3. Full DI Integration
Resolvers are resolved from the HazelJS container—inject services, repositories, and other providers.
4. Integrated HTTP
GraphQL is served on the same HTTP server as your REST API, via an early handler before body parsing.
5. Typed Client
GraphQLClient for executing queries and mutations with optional decorator-based client classes.
Installation
npm install @hazeljs/graphql @hazeljs/core
Quick Start
1. Create Resolvers
import { Injectable } from '@hazeljs/core';
import { Resolver, Query, Mutation, Arg } from '@hazeljs/graphql';
@Injectable()
@Resolver()
export class UserResolver {
@Query()
hello() {
return 'Hello, GraphQL!';
}
@Query()
user(@Arg('id') id: string) {
return { id, name: `User ${id}` };
}
@Mutation()
createUser(@Arg('name') name: string) {
return { id: '1', name };
}
}
2. Register GraphQL Module
import { HazelModule } from '@hazeljs/core';
import { GraphQLModule } from '@hazeljs/graphql';
import { UserResolver } from './user.resolver';
@HazelModule({
imports: [
GraphQLModule.forRoot({
path: '/graphql',
resolvers: [UserResolver],
}),
],
})
export class AppModule {}
3. Start the App
import { HazelApp } from '@hazeljs/core';
const app = new HazelApp(AppModule);
app.listen(3000);
// GraphQL available at http://localhost:3000/graphql
Configuration
Configure the GraphQL module via GraphQLModule.forRoot():
GraphQLModule.forRoot({
path: '/graphql', // Endpoint path (default: /graphql)

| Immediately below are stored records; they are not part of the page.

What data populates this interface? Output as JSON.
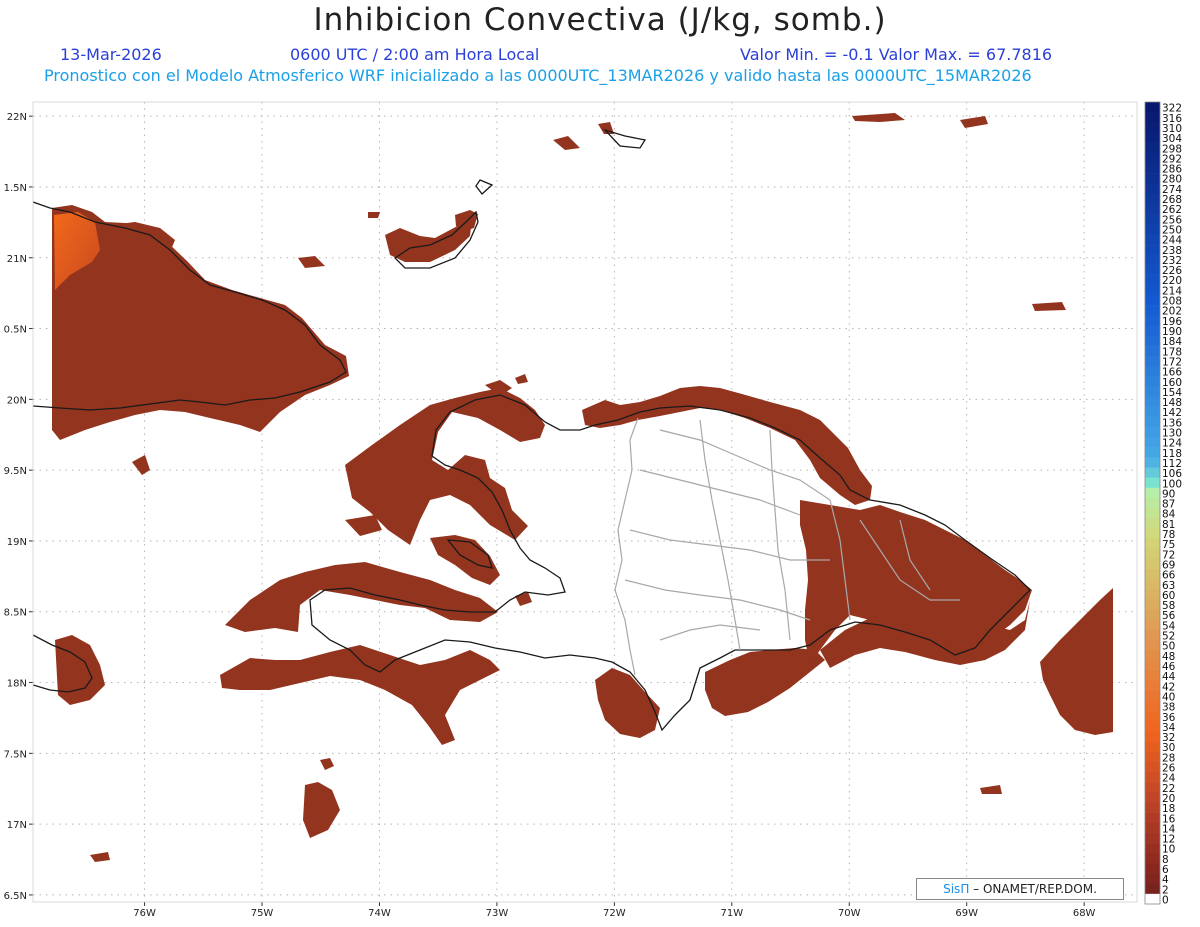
{
  "header": {
    "title": "Inhibicion Convectiva (J/kg, somb.)",
    "date": "13-Mar-2026",
    "time": "0600 UTC / 2:00 am Hora Local",
    "min_max": "Valor Min. = -0.1  Valor Max. = 67.7816",
    "description": "Pronostico con el Modelo Atmosferico WRF inicializado a las 0000UTC_13MAR2026 y valido hasta las  0000UTC_15MAR2026"
  },
  "chart_data": {
    "type": "heatmap",
    "title": "Inhibicion Convectiva (J/kg, somb.)",
    "value_min": -0.1,
    "value_max": 67.7816,
    "lat_ticks": [
      "22N",
      "1.5N",
      "21N",
      "0.5N",
      "20N",
      "9.5N",
      "19N",
      "8.5N",
      "18N",
      "7.5N",
      "17N",
      "6.5N"
    ],
    "lon_ticks": [
      "76W",
      "75W",
      "74W",
      "73W",
      "72W",
      "71W",
      "70W",
      "69W",
      "68W"
    ],
    "lat_values": [
      22,
      21.5,
      21,
      20.5,
      20,
      19.5,
      19,
      18.5,
      18,
      17.5,
      17,
      16.5
    ],
    "lon_values": [
      -76,
      -75,
      -74,
      -73,
      -72,
      -71,
      -70,
      -69,
      -68
    ],
    "lat_range": [
      16.45,
      22.1
    ],
    "lon_range": [
      -76.95,
      -67.55
    ],
    "grid": true,
    "colorbar": {
      "labels": [
        "322",
        "316",
        "310",
        "304",
        "298",
        "292",
        "286",
        "280",
        "274",
        "268",
        "262",
        "256",
        "250",
        "244",
        "238",
        "232",
        "226",
        "220",
        "214",
        "208",
        "202",
        "196",
        "190",
        "184",
        "178",
        "172",
        "166",
        "160",
        "154",
        "148",
        "142",
        "136",
        "130",
        "124",
        "118",
        "112",
        "106",
        "100",
        "90",
        "87",
        "84",
        "81",
        "78",
        "75",
        "72",
        "69",
        "66",
        "63",
        "60",
        "58",
        "56",
        "54",
        "52",
        "50",
        "48",
        "46",
        "44",
        "42",
        "40",
        "38",
        "36",
        "34",
        "32",
        "30",
        "28",
        "26",
        "24",
        "22",
        "20",
        "18",
        "16",
        "14",
        "12",
        "10",
        "8",
        "6",
        "4",
        "2",
        "0"
      ]
    }
  },
  "credit": {
    "sis": "SisΠ",
    "rest": "– ONAMET/REP.DOM."
  },
  "colors": {
    "header_blue": "#2a3fd8",
    "header_cyan": "#1aa0e8",
    "field_main": "#93341f",
    "field_hot": "#f05a18"
  }
}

resolvers: [UserResolver, PostResolver], // Resolver classes
playground: true, // Enable GraphiQL in development (optional)

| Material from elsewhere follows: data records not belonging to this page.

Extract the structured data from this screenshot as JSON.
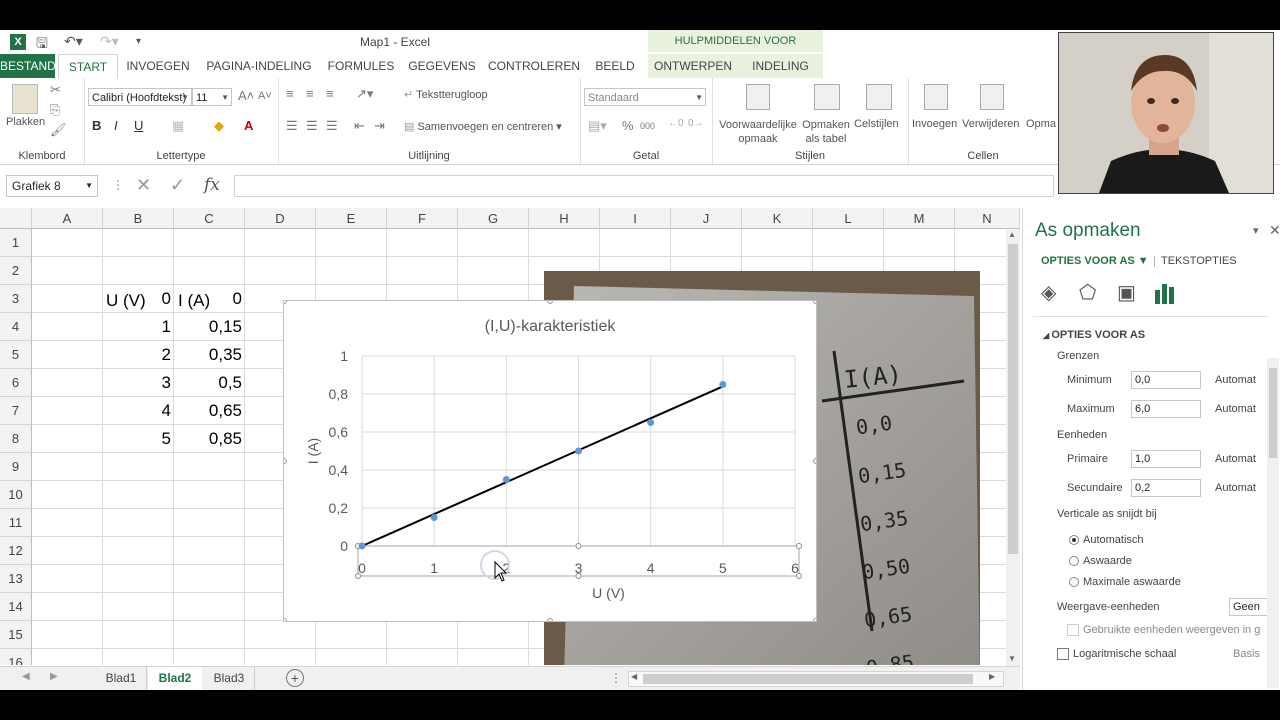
{
  "window": {
    "title": "Map1 - Excel",
    "context_group": "HULPMIDDELEN VOOR GRAFIEKEN"
  },
  "tabs": [
    "BESTAND",
    "START",
    "INVOEGEN",
    "PAGINA-INDELING",
    "FORMULES",
    "GEGEVENS",
    "CONTROLEREN",
    "BEELD",
    "ONTWERPEN",
    "INDELING"
  ],
  "ribbon": {
    "clipboard": {
      "paste": "Plakken",
      "label": "Klembord"
    },
    "font": {
      "name": "Calibri (Hoofdtekst)",
      "size": "11",
      "bold": "B",
      "italic": "I",
      "underline": "U",
      "label": "Lettertype"
    },
    "alignment": {
      "wrap": "Tekstterugloop",
      "merge": "Samenvoegen en centreren",
      "label": "Uitlijning"
    },
    "number": {
      "format": "Standaard",
      "percent": "%",
      "thousands": "000",
      "label": "Getal"
    },
    "styles": {
      "conditional": [
        "Voorwaardelijke",
        "opmaak"
      ],
      "table": [
        "Opmaken",
        "als tabel"
      ],
      "cell": "Celstijlen",
      "label": "Stijlen"
    },
    "cells": {
      "insert": "Invoegen",
      "delete": "Verwijderen",
      "format": "Opma",
      "label": "Cellen"
    }
  },
  "formula_bar": {
    "name_box": "Grafiek 8",
    "fx": "fx",
    "value": ""
  },
  "columns": [
    "A",
    "B",
    "C",
    "D",
    "E",
    "F",
    "G",
    "H",
    "I",
    "J",
    "K",
    "L",
    "M",
    "N"
  ],
  "rows": [
    "1",
    "2",
    "3",
    "4",
    "5",
    "6",
    "7",
    "8",
    "9",
    "10",
    "11",
    "12",
    "13",
    "14",
    "15",
    "16"
  ],
  "table": {
    "header_u": "U (V)",
    "header_i": "I (A)",
    "u": [
      "0",
      "1",
      "2",
      "3",
      "4",
      "5"
    ],
    "i": [
      "0",
      "0,15",
      "0,35",
      "0,5",
      "0,65",
      "0,85"
    ]
  },
  "photo_table": {
    "header": "I(A)",
    "values": [
      "0,0",
      "0,15",
      "0,35",
      "0,50",
      "0,65",
      "0,85"
    ]
  },
  "chart_data": {
    "type": "scatter",
    "title": "(I,U)-karakteristiek",
    "xlabel": "U (V)",
    "ylabel": "I (A)",
    "x": [
      0,
      1,
      2,
      3,
      4,
      5
    ],
    "y": [
      0,
      0.15,
      0.35,
      0.5,
      0.65,
      0.85
    ],
    "trendline": {
      "x": [
        0,
        5
      ],
      "y": [
        0,
        0.84
      ]
    },
    "xlim": [
      0,
      6
    ],
    "ylim": [
      0,
      1
    ],
    "x_ticks": [
      "0",
      "1",
      "2",
      "3",
      "4",
      "5",
      "6"
    ],
    "y_ticks": [
      "0",
      "0,2",
      "0,4",
      "0,6",
      "0,8",
      "1"
    ],
    "grid": true,
    "x_axis_selected": true
  },
  "sheets": [
    "Blad1",
    "Blad2",
    "Blad3"
  ],
  "active_sheet": "Blad2",
  "panel": {
    "title": "As opmaken",
    "tab_axis": "OPTIES VOOR AS",
    "tab_text": "TEKSTOPTIES",
    "section": "OPTIES VOOR AS",
    "bounds": "Grenzen",
    "minimum_label": "Minimum",
    "minimum_value": "0,0",
    "maximum_label": "Maximum",
    "maximum_value": "6,0",
    "auto": "Automat",
    "units": "Eenheden",
    "major_label": "Primaire",
    "major_value": "1,0",
    "minor_label": "Secundaire",
    "minor_value": "0,2",
    "crosses": "Verticale as snijdt bij",
    "opt_auto": "Automatisch",
    "opt_value": "Aswaarde",
    "opt_max": "Maximale aswaarde",
    "display_units": "Weergave-eenheden",
    "display_units_value": "Geen",
    "show_units": "Gebruikte eenheden weergeven in g",
    "log_scale": "Logaritmische schaal",
    "basis": "Basis"
  }
}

introspection: true, // Enable introspection (default: true)
});
Object Types (Optional)
For complex return types, use @ObjectType and @Field:
import { ObjectType, Field } from '@hazeljs/graphql';
@ObjectType('User')
class User {
@Field()
id!: string;
@Field()
name!: string;
@Field('emailAddress')
email!: string;
}
Decorators Reference
Server Decorators
| Decorator | Description |
|---|---|
@Resolver(name?) | Marks a class as a GraphQL resolver |
@Query(name?) | Marks a method as a Query field |
@Mutation(name?) | Marks a method as a Mutation field |
@Arg(name, type?) | Marks a parameter as a GraphQL argument |
@ObjectType(name?) | Marks a class as a GraphQL object type |
@Field(name?) | Marks a property or method as a GraphQL field |
Client Decorators
| Decorator | Description |
|---|---|
@GraphQLClientClass(url, headers?) | Marks a class as a GraphQL client |
@GraphQLQuery() | Marks a method as a query executor |
@GraphQLMutation() | Marks a method as a mutation executor |
GraphQL Client
Use GraphQLClient for typed queries and mutations:
import { GraphQLClient } from '@hazeljs/graphql';
const client = new GraphQLClient({
url: 'http://localhost:3000/graphql',
headers: { Authorization: 'Bearer token' },
});
// Query
const data = await client.query(`
query {
hello
user(id: "1") { id name }
}
`);
// Mutation
const result = await client.mutate(`
mutation {
createUser(name: "Alice") { id name }
}
`);
Complete Example
// user.resolver.ts
import { Injectable } from '@hazeljs/core';
import { Resolver, Query, Mutation, Arg } from '@hazeljs/graphql';
@Injectable()
@Resolver()
export class UserResolver {
@Query()
hello() {
return 'Hello, GraphQL!';
}
@Query()
user(@Arg('id') id: string) {
return { id, name: `User ${id}` };
}
@Mutation()
createUser(@Arg('name') name: string) {
return { id: Date.now().toString(), name };
}
}
// app.module.ts
import { HazelModule } from '@hazeljs/core';
import { GraphQLModule } from '@hazeljs/graphql';
import { UserResolver } from './user.resolver';
@HazelModule({
imports: [
GraphQLModule.forRoot({
path: '/graphql',
resolvers: [UserResolver],
}),
],
})
export class AppModule {}
// main.ts
import { HazelApp } from '@hazeljs/core';
const app = new HazelApp(AppModule);
app.listen(3000);
Best Practices
-
Use dependency injection: Inject services and repositories into resolvers—they're regular HazelJS providers.
-
Return strings for scalar fields: When the schema infers
String, return string values. For objects, considerJSON.stringify()or define proper@ObjectTypeclasses. -
Keep resolvers focused: One resolver per domain (e.g.,
UserResolver,PostResolver). -
Use @Arg for arguments: Always annotate parameters with
@Arg('name')for GraphQL to map them correctly. -
Test with the client: Use
GraphQLClientor tools like GraphiQL to verify your API.